A social engineering attack dubbed “GhostPairing” has emerged targeting WhatsApp users by exploiting the platform’s device pairing functionality to gain unauthorized access to accounts without requiring passwords or credentials. The attack, recently detected in Czechia, operates by tricking users into clicking malicious links disguised as Facebook photo notifications, then manipulating them into entering an 8-digit pairing code that adds the attacker’s browser session as a trusted device. Once paired, attackers gain full access to message history, real-time conversations, and the ability to impersonate victims to spread the campaign further through contacts and groups, effectively bypassing WhatsApp’s end-to-end encryption protections. The technique exploits the convenience features that have made WhatsApp popular—particularly the phone number-based authentication and multi-device pairing capabilities—turning these user-friendly functions into attack vectors. This development follows a pattern of recent WhatsApp vulnerabilities, including a flaw enabling mobile number discovery across the platform’s 3.5 billion users and a Windows-targeting weakness in WhatsApp Desktop, demonstrating continued attacker interest in compromising the messaging platform’s security architecture.

Santastealer Emerges as New MaaS Infostealer

22-Dec-2025
Label: Malware
Threat Level: Medium

A newly identified malware-as-a-service (MaaS) infostealer has surfaced in the cybercrime underground. Targeting Windows systems, the malware focuses on stealing credentials, browser data, cryptocurrency wallets, documents and messaging application information using in-memory execution to evade file-based detection. Its service-based distribution model lowers the barrier for adoption among multiple threat actors, amplifying risks such as credential theft, session hijacking, financial fraud and unauthorized access to compromised browsers and digital wallets across both consumer and enterprise environments.

Analysis shows the infostealer is a modular, multi-threaded application written in C that leverages widely available tools and techniques.
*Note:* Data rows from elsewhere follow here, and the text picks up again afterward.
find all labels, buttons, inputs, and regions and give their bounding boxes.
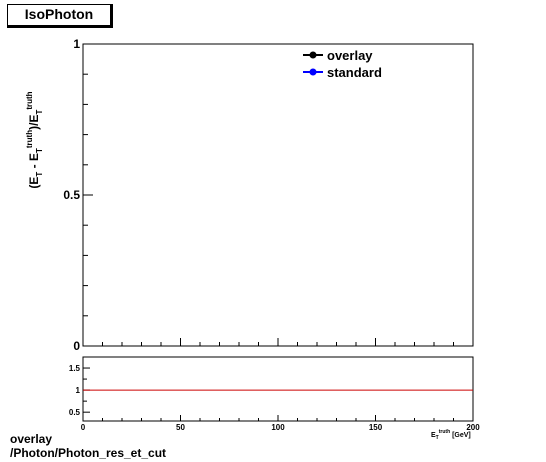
legend-marker-overlay bbox=[309, 51, 317, 59]
ratio-y-tick-label: 0.5 bbox=[69, 408, 81, 417]
main-y-tick-label: 1 bbox=[73, 37, 80, 51]
ratio-x-tick-label: 50 bbox=[176, 423, 185, 432]
ratio-x-axis-label: ETtruth [GeV] bbox=[431, 429, 471, 441]
legend-marker-standard bbox=[309, 68, 317, 76]
ratio-x-tick-label: 150 bbox=[369, 423, 383, 432]
ratio-y-tick-label: 1.5 bbox=[69, 364, 81, 373]
ratio-y-tick-label: 1 bbox=[76, 386, 81, 395]
title-box: IsoPhoton bbox=[7, 4, 113, 28]
main-y-tick-label: 0.5 bbox=[63, 188, 80, 202]
legend-label-standard: standard bbox=[327, 65, 382, 80]
ratio-x-tick-label: 100 bbox=[271, 423, 285, 432]
footer-path: /Photon/Photon_res_et_cut bbox=[10, 446, 167, 460]
ratio-x-tick-label: 0 bbox=[81, 423, 86, 432]
ratio-plot-frame bbox=[82, 356, 474, 422]
legend-label-overlay: overlay bbox=[327, 48, 373, 63]
ratio-x-tick-label: 200 bbox=[466, 423, 480, 432]
main-y-tick-label: 0 bbox=[73, 339, 80, 353]
plot-title: IsoPhoton bbox=[24, 6, 94, 22]
footer-label: overlay bbox=[10, 432, 53, 446]
main-y-axis-label: (ET - ETtruth)/ETtruth bbox=[25, 91, 44, 188]
main-plot-frame bbox=[82, 43, 474, 347]
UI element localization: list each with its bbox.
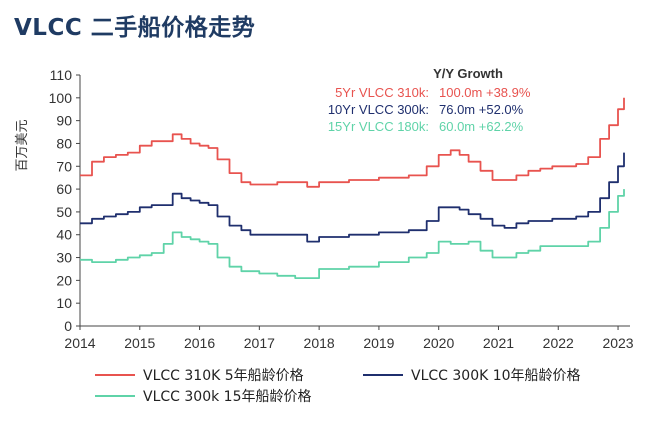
growth-annotation: Y/Y Growth 5Yr VLCC 310k: 100.0m +38.9% 10Y… xyxy=(328,66,531,134)
annotation-label: 10Yr VLCC 300k: xyxy=(328,102,429,117)
x-tick-label: 2015 xyxy=(124,335,155,351)
series-line-0 xyxy=(80,97,625,188)
y-tick-label: 100 xyxy=(49,90,73,106)
y-tick-label: 20 xyxy=(56,272,72,288)
y-tick-label: 50 xyxy=(56,204,72,220)
chart-axes: 0 10 20 30 40 50 60 70 80 90 100 110 2014 2015 2016 201… xyxy=(15,67,634,351)
x-tick-label: 2020 xyxy=(423,335,454,351)
annotation-title: Y/Y Growth xyxy=(433,66,503,81)
chart-title: VLCC 二手船价格走势 xyxy=(14,15,256,41)
y-tick-label: 70 xyxy=(56,158,72,174)
annotation-label: 15Yr VLCC 180k: xyxy=(328,119,429,134)
x-tick-label: 2022 xyxy=(543,335,574,351)
chart-legend: VLCC 310K 5年船龄价格 VLCC 300K 10年船龄价格 VLCC 30… xyxy=(95,368,581,405)
x-tick-label: 2014 xyxy=(64,335,95,351)
y-tick-label: 0 xyxy=(64,318,72,334)
annotation-value: 100.0m +38.9% xyxy=(439,85,531,100)
legend-label-2: VLCC 300k 15年船龄价格 xyxy=(143,389,311,405)
x-tick-label: 2018 xyxy=(304,335,335,351)
x-tick-label: 2019 xyxy=(363,335,394,351)
y-tick-label: 80 xyxy=(56,135,72,151)
series-line-1 xyxy=(80,152,625,243)
y-tick-label: 90 xyxy=(56,113,72,129)
y-tick-label: 60 xyxy=(56,181,72,197)
annotation-value: 60.0m +62.2% xyxy=(439,119,524,134)
legend-label-1: VLCC 300K 10年船龄价格 xyxy=(411,368,581,384)
series-layer xyxy=(80,97,625,279)
y-tick-label: 40 xyxy=(56,227,72,243)
x-tick-label: 2016 xyxy=(184,335,215,351)
x-tick-label: 2023 xyxy=(602,335,633,351)
annotation-value: 76.0m +52.0% xyxy=(439,102,524,117)
annotation-label: 5Yr VLCC 310k: xyxy=(335,85,429,100)
x-tick-label: 2017 xyxy=(244,335,275,351)
x-tick-label: 2021 xyxy=(483,335,514,351)
y-tick-label: 10 xyxy=(56,295,72,311)
series-line-2 xyxy=(80,189,625,279)
y-axis-label: 百万美元 xyxy=(15,119,30,171)
legend-label-0: VLCC 310K 5年船龄价格 xyxy=(143,368,304,384)
y-tick-label: 30 xyxy=(56,250,72,266)
y-tick-label: 110 xyxy=(50,67,73,83)
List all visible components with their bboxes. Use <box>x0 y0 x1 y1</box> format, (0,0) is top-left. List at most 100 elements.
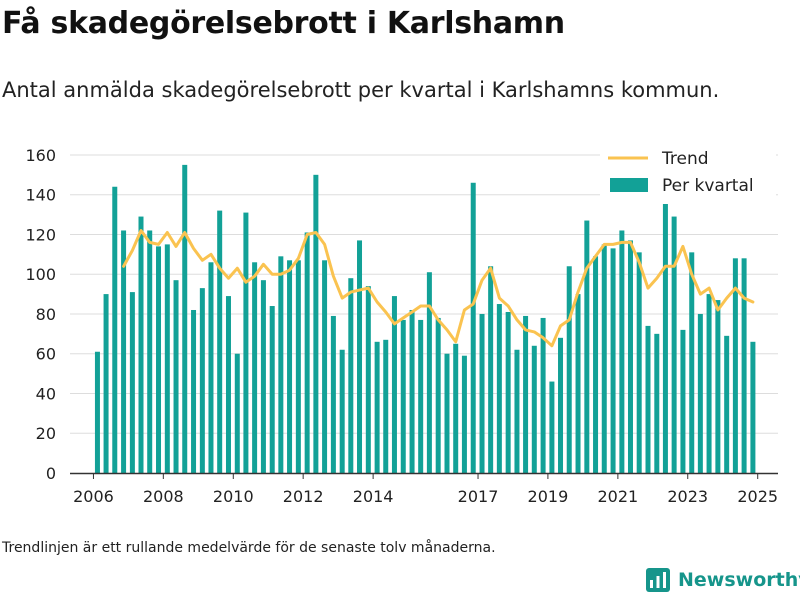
bar <box>453 343 459 473</box>
bar <box>654 333 660 473</box>
bar <box>488 266 494 473</box>
newsworthy-logo-icon <box>646 568 670 592</box>
bar <box>313 174 319 473</box>
y-tick-label: 160 <box>25 146 56 165</box>
bar <box>94 351 100 473</box>
legend-bar-label: Per kvartal <box>662 176 754 196</box>
y-tick-label: 40 <box>36 384 56 403</box>
bar <box>383 339 389 473</box>
bar <box>750 341 756 473</box>
x-tick-label: 2006 <box>73 487 114 506</box>
bar <box>584 220 590 473</box>
bar <box>523 315 529 473</box>
bar <box>689 252 695 473</box>
bar <box>243 212 249 473</box>
bar <box>121 230 127 473</box>
bar <box>208 262 214 473</box>
bar <box>164 244 170 473</box>
bar <box>558 337 564 473</box>
bar <box>287 260 293 473</box>
bar <box>732 258 738 473</box>
bar <box>199 288 205 473</box>
bar <box>540 317 546 473</box>
bar <box>173 280 179 473</box>
bar <box>260 280 266 473</box>
bar <box>514 349 520 473</box>
footnote: Trendlinjen är ett rullande medelvärde f… <box>2 540 496 556</box>
bar <box>575 294 581 473</box>
bar <box>391 296 397 473</box>
bar <box>671 216 677 473</box>
legend-background <box>600 146 776 204</box>
legend: Trend Per kvartal <box>600 146 776 204</box>
chart-subtitle: Antal anmälda skadegörelsebrott per kvar… <box>2 78 720 102</box>
bar <box>374 341 380 473</box>
y-tick-label: 80 <box>36 305 56 324</box>
x-tick-label: 2012 <box>283 487 324 506</box>
bar <box>418 319 424 473</box>
bar <box>234 353 240 473</box>
bar <box>112 186 118 473</box>
bar <box>225 296 231 473</box>
bar <box>217 210 223 473</box>
y-tick-label: 60 <box>36 345 56 364</box>
bar <box>601 244 607 473</box>
bar <box>741 258 747 473</box>
bar <box>662 194 668 474</box>
bar <box>182 164 188 473</box>
y-tick-label: 20 <box>36 424 56 443</box>
y-tick-label: 0 <box>46 464 56 483</box>
bar <box>479 313 485 473</box>
bar <box>138 216 144 473</box>
x-tick-label: 2014 <box>353 487 394 506</box>
bar <box>365 286 371 473</box>
bar <box>435 317 441 473</box>
bar <box>470 182 476 473</box>
bar <box>129 292 135 473</box>
bar <box>697 313 703 473</box>
brand: Newsworthy <box>646 568 800 592</box>
x-tick-label: 2010 <box>213 487 254 506</box>
bar <box>593 256 599 473</box>
bar <box>706 294 712 473</box>
bar <box>505 311 511 473</box>
bar <box>295 260 301 473</box>
bar <box>330 315 336 473</box>
legend-bar-swatch <box>610 178 648 192</box>
trend-line <box>122 229 755 348</box>
bar <box>339 349 345 473</box>
bar <box>549 381 555 473</box>
x-tick-label: 2017 <box>458 487 499 506</box>
bar <box>426 272 432 473</box>
chart: 0 20 40 60 80 100 120 140 160 2006 2008 2010 2012 20… <box>25 146 778 506</box>
x-tick-label: 2021 <box>598 487 639 506</box>
x-axis-ticks: 2006 2008 2010 2012 2014 2017 2019 2021 2023 2025 <box>73 473 778 506</box>
bar <box>636 252 642 473</box>
x-tick-label: 2008 <box>143 487 184 506</box>
bar <box>156 246 162 473</box>
bar <box>715 300 721 473</box>
bar <box>680 329 686 473</box>
bar <box>357 240 363 473</box>
bar <box>444 353 450 473</box>
bar <box>252 262 258 473</box>
bar <box>348 278 354 473</box>
bar <box>278 256 284 473</box>
bar <box>610 248 616 473</box>
bar <box>566 266 572 473</box>
bar <box>724 335 730 473</box>
bar <box>103 294 109 473</box>
bar <box>191 309 197 473</box>
bar <box>461 355 467 473</box>
y-tick-label: 140 <box>25 186 56 205</box>
y-axis-tick-labels: 0 20 40 60 80 100 120 140 160 <box>25 146 56 483</box>
bar <box>409 309 415 473</box>
x-tick-label: 2025 <box>737 487 778 506</box>
legend-trend-label: Trend <box>661 149 709 169</box>
bar <box>322 260 328 473</box>
y-tick-label: 120 <box>25 225 56 244</box>
x-tick-label: 2019 <box>528 487 569 506</box>
bar <box>531 345 537 473</box>
bar <box>304 232 310 473</box>
y-tick-label: 100 <box>25 265 56 284</box>
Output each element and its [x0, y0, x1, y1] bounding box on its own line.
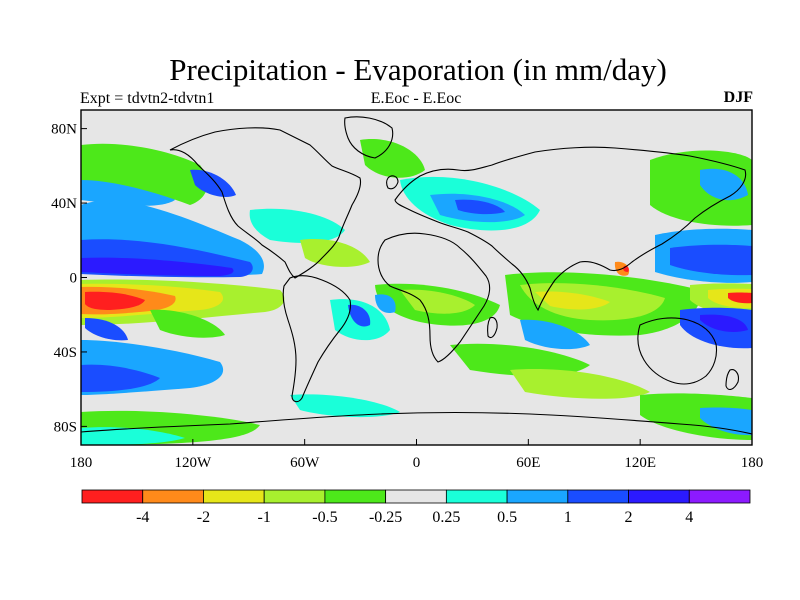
coastline-australia [637, 317, 718, 385]
lat-tick-label: 80S [54, 419, 77, 435]
field-region [81, 143, 208, 205]
field-region [290, 394, 400, 418]
lon-tick-label: 180 [70, 455, 93, 471]
lat-tick-label: 80N [51, 122, 77, 138]
colorbar-label: 4 [685, 509, 693, 526]
field-region [375, 294, 396, 314]
lat-tick-label: 40N [51, 196, 77, 212]
colorbar-label: -0.25 [369, 509, 402, 526]
coastline-north-america [169, 127, 362, 279]
field-region [81, 364, 160, 392]
coastline-antarctica [81, 411, 752, 435]
colorbar-label: -1 [258, 509, 271, 526]
field-region [85, 291, 145, 310]
colorbar-swatch [81, 489, 144, 504]
field-region [81, 257, 234, 276]
field-region [190, 169, 236, 197]
colorbar-swatch [324, 489, 387, 504]
field-region [450, 343, 590, 377]
colorbar-swatch [628, 489, 690, 504]
lon-tick-label: 60E [516, 455, 540, 471]
field-region [400, 289, 475, 314]
coastline-africa [377, 232, 491, 363]
field-region [510, 369, 650, 399]
chart-title: Precipitation - Evaporation (in mm/day) [169, 52, 667, 87]
season-label: DJF [723, 89, 753, 106]
lon-tick-label: 180 [741, 455, 764, 471]
colorbar-label: -0.5 [312, 509, 337, 526]
coastline-greenland [344, 116, 394, 159]
field-region [81, 427, 185, 445]
experiment-label: Expt = tdvtn2-tdvtn1 [80, 90, 215, 107]
coastline-new-zealand [725, 369, 739, 391]
lon-tick-label: 0 [413, 455, 421, 471]
field-region [348, 304, 371, 327]
colorbar-swatch [688, 489, 751, 504]
colorbar-label: -2 [197, 509, 210, 526]
field-region [520, 319, 590, 350]
colorbar-swatch [142, 489, 204, 504]
field-region [249, 208, 345, 243]
colorbar-label: 0.5 [497, 509, 517, 526]
field-region [700, 407, 752, 436]
lon-tick-label: 120W [174, 455, 212, 471]
field-region [360, 139, 425, 178]
field-region [85, 318, 128, 341]
colorbar: -4 -2 -1 -0.5 -0.25 0.25 0.5 1 2 4 [81, 489, 751, 526]
colorbar-swatch [385, 489, 447, 504]
lat-tick-label: 0 [70, 271, 78, 287]
field-region [728, 292, 752, 304]
field-region [650, 150, 752, 226]
lon-tick-label: 120E [624, 455, 656, 471]
coastline-eurasia [394, 146, 747, 312]
colorbar-label: 1 [564, 509, 572, 526]
coastline-madagascar [487, 316, 498, 339]
lon-tick-label: 60W [290, 455, 320, 471]
colorbar-swatch [567, 489, 629, 504]
field-region [700, 314, 748, 332]
colorbar-swatch [445, 489, 508, 504]
colorbar-label: 2 [625, 509, 633, 526]
colorbar-label: -4 [136, 509, 149, 526]
colorbar-swatch [263, 489, 326, 504]
field-region [535, 291, 610, 310]
colorbar-label: 0.25 [432, 509, 460, 526]
field-region [455, 199, 505, 215]
coastline-south-america [282, 275, 352, 403]
case-label: E.Eoc - E.Eoc [370, 90, 462, 107]
field-region [150, 309, 225, 338]
coastlines [81, 116, 752, 435]
colorbar-swatch [203, 489, 265, 504]
colorbar-swatch [506, 489, 569, 504]
field-region [670, 244, 752, 276]
lat-tick-label: 40S [54, 345, 77, 361]
latitude-axis: 80N 40N 0 40S 80S [51, 122, 87, 435]
pe-field [81, 139, 752, 445]
coastline-uk [385, 175, 399, 190]
field-region [300, 239, 370, 267]
longitude-axis: 180 120W 60W 0 60E 120E 180 [70, 439, 764, 471]
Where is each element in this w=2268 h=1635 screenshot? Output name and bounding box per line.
It includes functionality to bypass Chromium browser encryption, enabling access to protected credential stores and collects stolen data entirely in memory before compressing it into archives, splitting it into segments and exfiltrating it to command-and-control servers over unencrypted HTTP. While marketed as stealthy and polymorphic, the current build exposes numerous plaintext strings, exported symbols, and static configuration elements, indicating limited anti-analysis maturity. Promoted via messaging platforms and underground forums, the malware is commonly delivered through fake verification prompts, pirated software, and malicious downloads, positioning it for rapid scaling and continued evolution as adoption spreads among cybercriminal affiliates.